The ski field image has many problems, and can bring great influence to image clustering. Such as: the target person in the field of view is small due to the problems of the angle and the distance of shooting; illumination change in one day in snow season has great influence on the image shooting effect; the occlusion of the snow cap and the snow goggles makes the face identification difficult, and other features need to be extracted for clustering; the uncertainty of the number of skiers results in the inability to perform fixed category number clustering on all images, etc. The key point of the cluster retrieval problem of the ski field images is to extract effective characteristics of skiers and feed back proper images to users according to the requirements or operation habits of the users. Therefore, the invention provides an image clustering retrieval system.

Disclosure of Invention

In order to solve the problems in the prior art, namely the problems that the clustering accuracy is low due to the randomness and uncertainty of image shooting in specific activities and the retrieval difficulty is large due to the image retrieval carried out according to the time axis, the invention provides an image clustering retrieval system, which comprises one or more clients and a server; the client is connected with the server and comprises an image retrieval module and/or a character retrieval module and/or a browsing information retrieval module; the server comprises a database;

the database is configured to acquire and store a plurality of images of a plurality of target persons in a specific activity, perform image clustering on the target persons by an unsupervised clustering method, acquire a cluster image set of each target person, and acquire a color label of a set part corresponding to each target person in each cluster image set and a feature vector corresponding to each target person;

the image retrieval module is configured to match the input person image with the clustered image set of each target person in the database to obtain a clustered image with the maximum matching degree;

the character retrieval module is configured to acquire a cluster image set of target characters matched with the character retrieval module in the database based on the input color information of the set part;

the browsing information retrieval module is configured to obtain the attention degree of the image browsed by the user according to a set attention degree calculation rule, and obtain the cluster image set of the target person matched with the attention degree in the database according to the image of which the attention degree is greater than a set threshold value.

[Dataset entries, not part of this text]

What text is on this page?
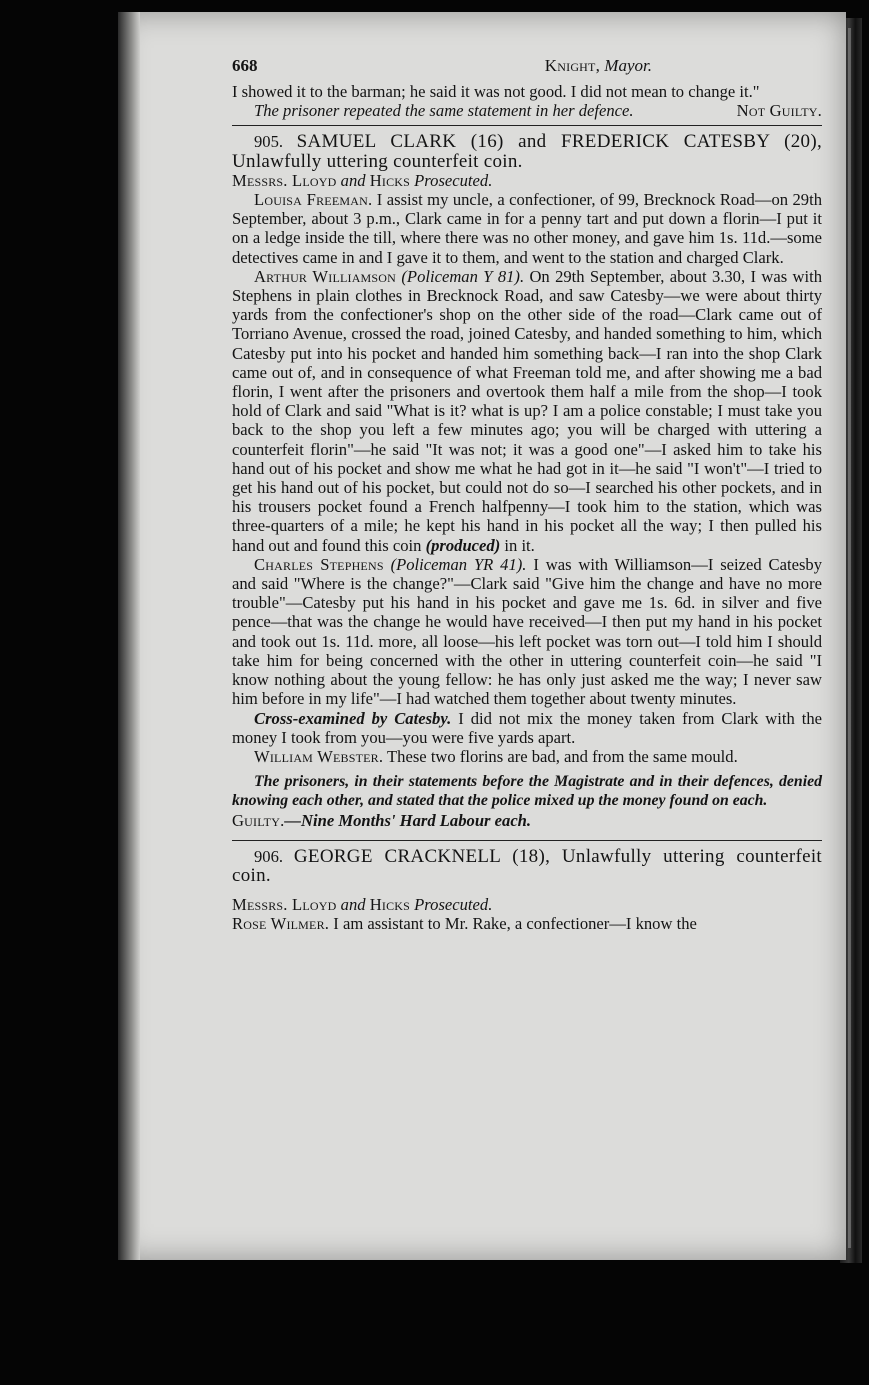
668	Knight, Mayor.

I showed it to the barman; he said it was not good. I did not mean to change it."

The prisoner repeated the same statement in her defence.	Not Guilty.

905. SAMUEL CLARK (16) and FREDERICK CATESBY (20), Unlawfully uttering counterfeit coin.

Messrs. Lloyd and Hicks Prosecuted.

Louisa Freeman. I assist my uncle, a confectioner, of 99, Brecknock Road—on 29th September, about 3 p.m., Clark came in for a penny tart and put down a florin—I put it on a ledge inside the till, where there was no other money, and gave him 1s. 11d.—some detectives came in and I gave it to them, and went to the station and charged Clark.

Arthur Williamson (Policeman Y 81). On 29th September, about 3.30, I was with Stephens in plain clothes in Brecknock Road, and saw Catesby—we were about thirty yards from the confectioner's shop on the other side of the road—Clark came out of Torriano Avenue, crossed the road, joined Catesby, and handed something to him, which Catesby put into his pocket and handed him something back—I ran into the shop Clark came out of, and in consequence of what Freeman told me, and after showing me a bad florin, I went after the prisoners and overtook them half a mile from the shop—I took hold of Clark and said "What is it? what is up? I am a police constable; I must take you back to the shop you left a few minutes ago; you will be charged with uttering a counterfeit florin"—he said "It was not; it was a good one"—I asked him to take his hand out of his pocket and show me what he had got in it—he said "I won't"—I tried to get his hand out of his pocket, but could not do so—I searched his other pockets, and in his trousers pocket found a French halfpenny—I took him to the station, which was three-quarters of a mile; he kept his hand in his pocket all the way; I then pulled his hand out and found this coin (produced) in it.

Charles Stephens (Policeman YR 41). I was with Williamson—I seized Catesby and said "Where is the change?"—Clark said "Give him the change and have no more trouble"—Catesby put his hand in his pocket and gave me 1s. 6d. in silver and five pence—that was the change he would have received—I then put my hand in his pocket and took out 1s. 11d. more, all loose—his left pocket was torn out—I told him I should take him for being concerned with the other in uttering counterfeit coin—he said "I know nothing about the young fellow: he has only just asked me the way; I never saw him before in my life"—I had watched them together about twenty minutes.

Cross-examined by Catesby. I did not mix the money taken from Clark with the money I took from you—you were five yards apart.

William Webster. These two florins are bad, and from the same mould.

The prisoners, in their statements before the Magistrate and in their defences, denied knowing each other, and stated that the police mixed up the money found on each.

Guilty.—Nine Months' Hard Labour each.

906. GEORGE CRACKNELL (18), Unlawfully uttering counterfeit coin.

Messrs. Lloyd and Hicks Prosecuted.

Rose Wilmer. I am assistant to Mr. Rake, a confectioner—I know the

In some preferred embodiments, "clustering images of the target person by an unsupervised clustering method" is performed by:

respectively extracting the feature vectors of a plurality of images of a plurality of target characters, and performing dimensionality reduction processing to obtain low-dimensional feature vectors corresponding to the images;

acquiring the clustering centers of the feature vectors of the images of each category in the database, calculating the distance between each low-dimensional feature vector and each clustering center, if the distance is smaller than a preset distance threshold, judging the images of the same category, and updating the value of the clustering center corresponding to the images of the category; otherwise, the value of the low-dimensional feature vector is used as a new clustering center.

In some preferred embodiments, the method of "extracting feature vectors of a plurality of images of a plurality of target persons, respectively, and performing dimension reduction processing" includes:

extracting the feature vectors of a plurality of images of a plurality of target persons based on a convolutional neural network, and performing dimension reduction processing on the feature vectors of the images through an autoencoder.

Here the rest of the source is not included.